Hibou, qui vole habilement sans qu’on puiſſe le happer au collet, plaide le faux contre le vrai, ruine la veuve, dépouille l’orphelin & triomphe dans la graiſſe comme d’autres triomphent dans le sang.

« Hiboue » ou hiboufe, comme tu voudras, sans jeu de mots, celle qui trafique de ses charmes, déflore les meilleurs cœurs de jeunes hommes, appelle cela les former, & les laiſſe, sans un sou, dans la fange où elle les a traînés.

Si elle eſt triſte quelquefois, si elle se souvient qu’elle eſt femme, qu’elle pourrait être mère, je la renie. Si, laſſe de cette exiſtence, elle se jette à l’eau, c’eſt une folle indigne de vivre.

Regarde autour de toi, poëte provincial, & compte, si tu le peux, les hibous de ce monde ; songe s’il eſt prudent d’attaquer, comme tu le fais, la Force & la Ruſe, ces reines hiboues. Rentre en toi-même, fais ton meâ culpâ & sollicite à genoux ton pardon.

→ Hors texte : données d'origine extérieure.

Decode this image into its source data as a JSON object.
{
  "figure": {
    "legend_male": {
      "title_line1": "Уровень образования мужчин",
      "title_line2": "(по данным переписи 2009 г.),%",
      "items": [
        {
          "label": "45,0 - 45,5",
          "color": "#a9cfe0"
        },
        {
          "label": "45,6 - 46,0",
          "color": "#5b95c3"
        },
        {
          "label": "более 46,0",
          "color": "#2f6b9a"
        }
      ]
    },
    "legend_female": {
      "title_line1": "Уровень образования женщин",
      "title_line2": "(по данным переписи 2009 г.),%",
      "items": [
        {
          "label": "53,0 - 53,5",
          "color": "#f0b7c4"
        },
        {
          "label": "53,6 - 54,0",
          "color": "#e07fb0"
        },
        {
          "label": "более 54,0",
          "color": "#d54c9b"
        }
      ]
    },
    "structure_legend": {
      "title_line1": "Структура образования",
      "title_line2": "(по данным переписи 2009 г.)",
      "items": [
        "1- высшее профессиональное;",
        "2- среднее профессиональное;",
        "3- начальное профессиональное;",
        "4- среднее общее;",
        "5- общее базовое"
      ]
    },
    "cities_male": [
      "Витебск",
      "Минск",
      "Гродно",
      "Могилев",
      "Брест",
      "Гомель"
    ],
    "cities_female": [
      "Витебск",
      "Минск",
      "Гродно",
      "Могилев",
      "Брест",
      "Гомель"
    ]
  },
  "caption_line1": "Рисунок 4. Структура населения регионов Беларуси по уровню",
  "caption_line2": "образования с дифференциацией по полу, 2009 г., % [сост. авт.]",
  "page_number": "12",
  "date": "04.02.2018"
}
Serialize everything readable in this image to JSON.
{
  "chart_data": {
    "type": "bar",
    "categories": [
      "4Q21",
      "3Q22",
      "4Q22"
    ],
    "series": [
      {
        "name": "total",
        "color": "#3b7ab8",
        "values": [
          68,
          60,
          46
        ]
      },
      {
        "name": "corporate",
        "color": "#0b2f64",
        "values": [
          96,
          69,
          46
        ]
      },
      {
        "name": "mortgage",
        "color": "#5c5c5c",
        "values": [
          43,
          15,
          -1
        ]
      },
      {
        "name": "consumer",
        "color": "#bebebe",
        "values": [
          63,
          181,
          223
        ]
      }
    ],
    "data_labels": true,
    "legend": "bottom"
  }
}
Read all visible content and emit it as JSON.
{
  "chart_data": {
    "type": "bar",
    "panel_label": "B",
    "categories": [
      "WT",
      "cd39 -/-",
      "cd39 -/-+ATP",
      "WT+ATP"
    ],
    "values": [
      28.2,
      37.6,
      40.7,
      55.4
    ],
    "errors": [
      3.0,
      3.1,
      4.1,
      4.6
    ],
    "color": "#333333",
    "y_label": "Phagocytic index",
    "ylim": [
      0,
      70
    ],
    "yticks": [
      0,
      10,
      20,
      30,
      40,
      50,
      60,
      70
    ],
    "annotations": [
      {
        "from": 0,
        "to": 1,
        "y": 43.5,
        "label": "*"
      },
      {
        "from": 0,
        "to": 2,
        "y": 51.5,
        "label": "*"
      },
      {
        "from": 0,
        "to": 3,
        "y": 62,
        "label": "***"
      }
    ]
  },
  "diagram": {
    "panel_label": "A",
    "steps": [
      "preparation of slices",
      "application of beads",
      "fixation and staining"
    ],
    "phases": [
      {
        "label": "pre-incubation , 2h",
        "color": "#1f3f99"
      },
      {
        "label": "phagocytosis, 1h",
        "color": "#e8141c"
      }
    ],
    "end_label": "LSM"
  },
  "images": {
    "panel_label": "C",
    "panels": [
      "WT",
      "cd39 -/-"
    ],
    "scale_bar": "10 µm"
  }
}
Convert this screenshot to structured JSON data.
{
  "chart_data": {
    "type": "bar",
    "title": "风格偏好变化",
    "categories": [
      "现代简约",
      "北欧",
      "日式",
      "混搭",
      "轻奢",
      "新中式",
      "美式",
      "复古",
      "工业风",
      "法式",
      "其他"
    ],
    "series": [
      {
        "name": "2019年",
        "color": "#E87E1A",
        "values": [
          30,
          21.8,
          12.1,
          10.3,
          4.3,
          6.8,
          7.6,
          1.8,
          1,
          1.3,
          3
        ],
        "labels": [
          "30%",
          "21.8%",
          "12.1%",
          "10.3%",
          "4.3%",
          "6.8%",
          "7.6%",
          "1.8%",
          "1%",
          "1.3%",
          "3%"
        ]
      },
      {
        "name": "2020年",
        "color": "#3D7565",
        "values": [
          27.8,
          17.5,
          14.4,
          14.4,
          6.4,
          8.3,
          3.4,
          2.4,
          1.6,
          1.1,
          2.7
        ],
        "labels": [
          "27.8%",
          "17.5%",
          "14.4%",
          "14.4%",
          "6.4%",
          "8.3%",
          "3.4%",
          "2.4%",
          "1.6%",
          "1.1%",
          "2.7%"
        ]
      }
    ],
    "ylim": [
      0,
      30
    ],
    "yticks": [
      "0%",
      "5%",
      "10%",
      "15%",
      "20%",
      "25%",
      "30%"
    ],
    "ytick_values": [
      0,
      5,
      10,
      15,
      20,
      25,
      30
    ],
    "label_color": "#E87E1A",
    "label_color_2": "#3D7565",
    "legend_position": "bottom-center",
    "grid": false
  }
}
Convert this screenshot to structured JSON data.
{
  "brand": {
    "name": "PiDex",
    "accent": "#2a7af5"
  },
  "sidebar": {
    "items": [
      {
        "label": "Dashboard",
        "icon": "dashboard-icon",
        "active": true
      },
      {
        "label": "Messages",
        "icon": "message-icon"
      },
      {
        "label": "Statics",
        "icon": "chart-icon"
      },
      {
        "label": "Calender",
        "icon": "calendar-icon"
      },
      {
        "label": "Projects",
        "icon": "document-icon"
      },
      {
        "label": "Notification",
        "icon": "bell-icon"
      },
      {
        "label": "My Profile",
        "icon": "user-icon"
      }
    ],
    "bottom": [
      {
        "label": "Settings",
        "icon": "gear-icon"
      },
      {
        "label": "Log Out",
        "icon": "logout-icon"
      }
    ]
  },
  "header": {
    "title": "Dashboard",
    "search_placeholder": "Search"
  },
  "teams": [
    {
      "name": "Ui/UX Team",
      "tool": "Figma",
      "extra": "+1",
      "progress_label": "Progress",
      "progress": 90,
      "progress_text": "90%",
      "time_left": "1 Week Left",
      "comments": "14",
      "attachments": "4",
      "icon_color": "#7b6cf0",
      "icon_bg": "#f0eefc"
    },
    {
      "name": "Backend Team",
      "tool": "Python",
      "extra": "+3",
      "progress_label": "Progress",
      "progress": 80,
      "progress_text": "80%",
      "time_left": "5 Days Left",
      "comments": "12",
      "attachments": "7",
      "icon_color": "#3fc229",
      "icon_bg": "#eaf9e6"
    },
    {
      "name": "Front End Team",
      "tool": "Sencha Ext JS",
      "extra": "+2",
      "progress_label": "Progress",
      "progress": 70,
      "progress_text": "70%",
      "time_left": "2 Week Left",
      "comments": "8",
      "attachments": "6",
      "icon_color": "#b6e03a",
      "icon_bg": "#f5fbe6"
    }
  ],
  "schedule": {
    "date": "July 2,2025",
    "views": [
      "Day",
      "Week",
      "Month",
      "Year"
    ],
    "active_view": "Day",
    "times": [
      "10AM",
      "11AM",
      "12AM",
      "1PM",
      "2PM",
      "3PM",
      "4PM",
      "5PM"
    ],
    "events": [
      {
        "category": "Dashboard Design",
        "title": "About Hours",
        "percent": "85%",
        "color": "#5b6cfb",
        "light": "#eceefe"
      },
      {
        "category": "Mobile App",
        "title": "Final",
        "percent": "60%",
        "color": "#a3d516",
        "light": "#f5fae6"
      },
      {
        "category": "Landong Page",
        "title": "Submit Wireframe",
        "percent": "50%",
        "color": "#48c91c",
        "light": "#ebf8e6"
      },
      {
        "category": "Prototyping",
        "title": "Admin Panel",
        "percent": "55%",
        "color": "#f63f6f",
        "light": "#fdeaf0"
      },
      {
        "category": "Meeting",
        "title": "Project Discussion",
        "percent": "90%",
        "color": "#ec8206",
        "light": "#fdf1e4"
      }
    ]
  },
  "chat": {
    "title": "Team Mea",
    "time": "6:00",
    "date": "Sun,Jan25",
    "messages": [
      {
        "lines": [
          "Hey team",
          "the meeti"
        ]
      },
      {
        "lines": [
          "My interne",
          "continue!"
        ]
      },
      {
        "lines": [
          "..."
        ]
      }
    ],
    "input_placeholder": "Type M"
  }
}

Tu m’intéreſſes pourtant par ta confiante étourderie ; auſſi, malgré mes habitudes connues, je te préviens que je vais de ce pas dénoncer la crudité & les audaces de ton style à mes couſins en littérature, forts en plume, en bec & en lunettes, gens prudents & pédants, qui savent de la façon la plus aimable, la plus « comme il faut », avec beaucoup de gaze & de manchettes, raconter aux jeunes perſonnes des hiſtoires d’amour qui ne viennent pas seulement de Cythère, & qui vous forment en une heure, sans qu’on y voie rien, l’Agnès la plus rétive. Ô poëte téméraire qui aimes tant Rabelais & les vieux maîtres, ces gens-là ont sur toi cet avantage, qu’ils finiront par uſer la langue françaiſe à force de la polir.

Bubulus bubb.
  1. Cette aſſertion eſt exacte. Le poëte a emprunté à une petite brochure flamande de la collection Van Paemel, intitulée : Het aerdig leven van Thyl Ulenſpiegel, les chapitres VI, XIII, XVI, XIX, XXIV, XXXV, XXXIX, XLI, XLIII, XLVII, XLVIII, XLIX, LIII, LV, LVI, LIX & LX du premier livre de son ouvrage.

    Les têtes de chapitres imprimées ci-deſſus en majuſcules italiques indiquent que ceux-ci sont plutôt créés que reproduits.

    Tous ont subi, d’ailleurs, d’importantes modifications, excepté les LXIIe, XIIIe & LXIVe.

    Les autres, depuis le LXVIe juſqu’à la fin de l’ouvrage, appartiennent en propre à M. Ch. De Coſter, comme auſſi, par conſéquent, les livres II, III, IV, V, qui sont de pure création.

    Nous devons cependant signaler deux exceptions : 1o le sermon de Broer Adriaenſen Cornelis, pages 202 & suivantes, emprunté par fragments à un recueil de 1590. L’auteur avait beſoin de coudre enſemble quelques bouts de sermons de ce furibond prédicateur pour pouvoir, sans se répéter conſtamment, tracer un tableau exact des différentes sectes au seizième siècle ; 2o le refrain seulement de la Chanſon des Gueux, page 225, emprunté à un lied du temps.

    Les faits qui sont du domaine de l’hiſtoire, & entre autres le sac de Notre-Dame d’Anvers, pages 211 & suivantes, & la Chanſon des Traîtres, pages 449 & suivantes, sont appuyés, quant à l’idée première : le Sac de Notre-Dame, sur une allégation poſitive d’un chroniqueur très-eſtimé, Van Meteren ; & la Chanſon des Traîtres, sur des documents d’une authenticité irrécuſable exiſtant aux Archives du royaume à Bruxelles.